Cette misérable femme était encore pénétrée des hideux caprices de ses ancêtres, qui plaçaient un pierre vive aux fondations des monuments qu’ils élevaient. On m’a assuré que celui de ses prédécesseurs qui a bâti les fameux remparts entourant la défunte ville royale a fait ensevelir tout vivants sous les premières pierres, et cela en sa présence, cinquante de ses sujets !
Les plus agréables bouddhas qui soient
Après s’être rendu à Mandalay, capitale fantôme d’un pouvoir qui s’éteint, puis avoir descendu l’Irrawaddy ou Ayeyarwady (ဧရာဝတီမြစ်), Émile Cavaglion se rend à Rangoon, où l’on le trouve au même endroit que Pierre Loti, au pied de la pagode Shwedagon. Il est en tout aussi émerveillé, et finit par découvrir les plus agréables bouddhas qui soient.

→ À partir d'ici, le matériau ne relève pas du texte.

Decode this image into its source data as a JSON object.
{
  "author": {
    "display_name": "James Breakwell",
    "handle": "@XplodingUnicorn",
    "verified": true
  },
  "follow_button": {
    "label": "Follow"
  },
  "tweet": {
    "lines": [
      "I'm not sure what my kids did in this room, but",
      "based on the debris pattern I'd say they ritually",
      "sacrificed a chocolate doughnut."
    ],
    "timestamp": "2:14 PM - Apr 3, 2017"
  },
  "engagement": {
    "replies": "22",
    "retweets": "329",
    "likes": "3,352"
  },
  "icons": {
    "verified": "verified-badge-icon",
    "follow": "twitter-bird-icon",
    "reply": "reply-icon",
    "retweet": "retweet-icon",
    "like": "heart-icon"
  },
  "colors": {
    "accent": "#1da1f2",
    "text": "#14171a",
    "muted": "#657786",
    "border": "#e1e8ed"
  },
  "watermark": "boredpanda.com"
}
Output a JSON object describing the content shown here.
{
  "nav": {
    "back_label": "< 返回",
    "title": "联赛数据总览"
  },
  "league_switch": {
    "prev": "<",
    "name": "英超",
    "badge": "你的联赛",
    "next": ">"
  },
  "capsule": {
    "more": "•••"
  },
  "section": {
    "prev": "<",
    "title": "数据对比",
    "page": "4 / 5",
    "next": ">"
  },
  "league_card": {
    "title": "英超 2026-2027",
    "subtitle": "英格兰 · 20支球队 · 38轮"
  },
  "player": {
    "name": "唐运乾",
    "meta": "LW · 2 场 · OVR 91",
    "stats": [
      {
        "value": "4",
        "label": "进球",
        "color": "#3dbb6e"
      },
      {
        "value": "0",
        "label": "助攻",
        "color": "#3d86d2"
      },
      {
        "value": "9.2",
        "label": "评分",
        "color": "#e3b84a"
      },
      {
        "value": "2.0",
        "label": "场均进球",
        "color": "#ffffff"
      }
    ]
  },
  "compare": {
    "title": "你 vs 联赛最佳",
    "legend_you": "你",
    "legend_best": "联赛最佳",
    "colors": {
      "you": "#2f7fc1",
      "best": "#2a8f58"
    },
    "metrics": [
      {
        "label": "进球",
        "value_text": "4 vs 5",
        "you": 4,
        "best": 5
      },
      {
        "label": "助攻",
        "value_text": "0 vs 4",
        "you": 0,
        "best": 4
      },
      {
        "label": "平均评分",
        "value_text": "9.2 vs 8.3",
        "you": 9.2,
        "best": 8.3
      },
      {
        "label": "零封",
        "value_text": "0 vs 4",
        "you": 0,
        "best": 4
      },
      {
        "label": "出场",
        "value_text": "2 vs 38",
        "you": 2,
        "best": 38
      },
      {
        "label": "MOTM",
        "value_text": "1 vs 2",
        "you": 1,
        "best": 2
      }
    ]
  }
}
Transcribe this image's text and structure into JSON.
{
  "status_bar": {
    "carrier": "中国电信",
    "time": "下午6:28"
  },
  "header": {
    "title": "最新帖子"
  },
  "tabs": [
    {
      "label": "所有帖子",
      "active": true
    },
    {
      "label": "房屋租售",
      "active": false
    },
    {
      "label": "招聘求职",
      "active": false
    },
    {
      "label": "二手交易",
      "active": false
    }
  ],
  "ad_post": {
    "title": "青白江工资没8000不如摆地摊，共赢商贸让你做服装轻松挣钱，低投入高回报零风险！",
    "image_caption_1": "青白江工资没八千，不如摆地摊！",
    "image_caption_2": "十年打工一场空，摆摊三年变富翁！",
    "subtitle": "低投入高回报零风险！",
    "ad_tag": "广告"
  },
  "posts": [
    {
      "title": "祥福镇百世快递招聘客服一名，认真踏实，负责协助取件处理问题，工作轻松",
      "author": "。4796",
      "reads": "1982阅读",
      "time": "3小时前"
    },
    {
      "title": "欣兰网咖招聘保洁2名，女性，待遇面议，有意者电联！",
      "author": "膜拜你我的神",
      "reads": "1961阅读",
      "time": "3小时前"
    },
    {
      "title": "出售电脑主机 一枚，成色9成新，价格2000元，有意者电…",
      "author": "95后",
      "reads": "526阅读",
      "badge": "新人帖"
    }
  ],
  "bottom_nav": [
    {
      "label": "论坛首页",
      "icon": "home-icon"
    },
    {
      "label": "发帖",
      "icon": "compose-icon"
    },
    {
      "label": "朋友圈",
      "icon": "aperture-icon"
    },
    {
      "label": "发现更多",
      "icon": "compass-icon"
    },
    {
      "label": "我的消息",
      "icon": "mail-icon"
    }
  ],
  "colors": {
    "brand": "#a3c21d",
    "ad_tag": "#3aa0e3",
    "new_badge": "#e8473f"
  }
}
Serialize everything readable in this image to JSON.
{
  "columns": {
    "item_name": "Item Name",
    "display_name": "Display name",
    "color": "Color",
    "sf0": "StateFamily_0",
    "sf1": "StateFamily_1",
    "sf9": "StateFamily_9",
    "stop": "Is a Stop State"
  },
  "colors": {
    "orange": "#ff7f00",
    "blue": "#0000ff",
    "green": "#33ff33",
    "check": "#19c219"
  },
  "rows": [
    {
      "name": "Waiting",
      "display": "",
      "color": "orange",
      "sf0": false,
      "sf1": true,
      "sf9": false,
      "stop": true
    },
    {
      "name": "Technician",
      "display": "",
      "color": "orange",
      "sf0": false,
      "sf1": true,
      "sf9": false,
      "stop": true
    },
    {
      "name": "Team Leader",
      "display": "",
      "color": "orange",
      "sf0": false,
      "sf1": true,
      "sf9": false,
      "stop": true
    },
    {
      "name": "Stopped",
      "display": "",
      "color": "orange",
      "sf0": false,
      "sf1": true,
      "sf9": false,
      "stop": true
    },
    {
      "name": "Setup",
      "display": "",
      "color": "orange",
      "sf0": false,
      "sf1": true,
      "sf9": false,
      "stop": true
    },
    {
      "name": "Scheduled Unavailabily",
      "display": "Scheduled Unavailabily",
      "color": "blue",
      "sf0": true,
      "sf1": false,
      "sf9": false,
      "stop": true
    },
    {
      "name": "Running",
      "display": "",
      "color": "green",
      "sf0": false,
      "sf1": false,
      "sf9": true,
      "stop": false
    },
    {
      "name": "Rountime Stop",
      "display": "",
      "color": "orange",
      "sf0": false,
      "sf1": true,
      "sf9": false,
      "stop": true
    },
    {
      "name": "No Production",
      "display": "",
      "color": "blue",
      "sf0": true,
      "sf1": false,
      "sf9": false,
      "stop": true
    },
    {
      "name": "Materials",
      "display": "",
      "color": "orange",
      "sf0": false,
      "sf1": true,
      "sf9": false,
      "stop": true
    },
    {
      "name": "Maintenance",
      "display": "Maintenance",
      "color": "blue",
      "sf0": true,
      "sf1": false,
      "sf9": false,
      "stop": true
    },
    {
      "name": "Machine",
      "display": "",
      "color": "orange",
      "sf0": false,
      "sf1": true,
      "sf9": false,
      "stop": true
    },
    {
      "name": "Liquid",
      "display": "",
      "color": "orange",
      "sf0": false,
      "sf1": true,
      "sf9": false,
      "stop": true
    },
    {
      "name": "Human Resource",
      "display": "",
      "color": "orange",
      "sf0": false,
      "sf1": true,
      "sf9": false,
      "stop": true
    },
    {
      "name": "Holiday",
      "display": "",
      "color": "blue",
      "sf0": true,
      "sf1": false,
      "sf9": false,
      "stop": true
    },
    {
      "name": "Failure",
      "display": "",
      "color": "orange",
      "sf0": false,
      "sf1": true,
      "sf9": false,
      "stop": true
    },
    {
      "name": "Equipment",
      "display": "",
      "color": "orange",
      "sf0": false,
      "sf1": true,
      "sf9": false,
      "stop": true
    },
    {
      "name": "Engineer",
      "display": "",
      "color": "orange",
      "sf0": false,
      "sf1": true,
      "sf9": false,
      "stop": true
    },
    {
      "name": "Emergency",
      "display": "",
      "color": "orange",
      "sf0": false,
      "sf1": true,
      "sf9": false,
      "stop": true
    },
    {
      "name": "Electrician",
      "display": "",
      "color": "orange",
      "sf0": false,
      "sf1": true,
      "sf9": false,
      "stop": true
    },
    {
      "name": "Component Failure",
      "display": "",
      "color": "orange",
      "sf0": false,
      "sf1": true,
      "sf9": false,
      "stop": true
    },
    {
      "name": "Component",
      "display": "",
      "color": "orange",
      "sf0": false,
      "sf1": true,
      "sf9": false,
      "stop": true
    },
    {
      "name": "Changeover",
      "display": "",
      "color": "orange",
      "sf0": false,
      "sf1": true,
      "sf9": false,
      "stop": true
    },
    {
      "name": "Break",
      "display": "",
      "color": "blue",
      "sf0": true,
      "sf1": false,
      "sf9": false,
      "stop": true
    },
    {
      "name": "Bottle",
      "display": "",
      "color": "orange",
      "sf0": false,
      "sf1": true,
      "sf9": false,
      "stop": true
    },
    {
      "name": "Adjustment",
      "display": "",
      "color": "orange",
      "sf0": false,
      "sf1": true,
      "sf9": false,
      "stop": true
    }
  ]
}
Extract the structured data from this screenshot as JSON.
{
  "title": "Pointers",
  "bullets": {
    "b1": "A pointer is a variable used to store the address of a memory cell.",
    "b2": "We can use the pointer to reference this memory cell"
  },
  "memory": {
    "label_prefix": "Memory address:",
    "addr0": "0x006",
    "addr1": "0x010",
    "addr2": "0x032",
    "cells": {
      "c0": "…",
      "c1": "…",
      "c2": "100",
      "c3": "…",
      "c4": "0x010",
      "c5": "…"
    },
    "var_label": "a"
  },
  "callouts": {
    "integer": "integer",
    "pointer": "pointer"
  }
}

La Grande Pagode de Rangoon a la forme d’un entonnoir renversé. Elle est toute dorée, de la base au sommet, et peut avoir cent cinquante mètres de haut. L’intérieur est à peine éclairé par de petits cierges ; on reste quelques instants avant de voir ce qu’il renferme, car au-dehors le soleil brille d’un éclat sans pareil. La chapelle du fond contient un grand bouddha en argent doré, d’une figure agréable, puis tout autour plusieurs chapelles, contenant des bouddhas en argent, en marbre, en albâtre, en bois doré, tous le sourire béat sur les lèvres.
Les ornements en bois qui décorent l’entrée de la porte unique sont d’une grande magnificence et ne le cèdent en rien aux travaux que j’ai admirés à Mandalay. L’épaisseur des reliefs sculptés est plus grande que celle de ceux que j’ai vus là-bas et ils me semblent être l’œuvre la plus complète qu’on puisse rêver en ce genre.
Avant mon départ de France, je ne connaissais que des bouddhas à l’air morose. Je me trouve ici en présence de dieux souriants, la bouche en cœur. Évidemment, les artistes birmans les ont faits à leur image.
Sagesse du Dao
Qui met les enjambées doubles n’arrive pas à marcher
Qui se pousse aux yeux de tous est sans lumière
Qui se donne toujours raison est sans gloire
Qui se vante de ses talents est sans mérite
Qui se targe de ses succès n’est pas fait pour durer
Laozi (Dao de jing, chapitre 24)
Normalement, la première sentence devrait largement suffire à induire le reste.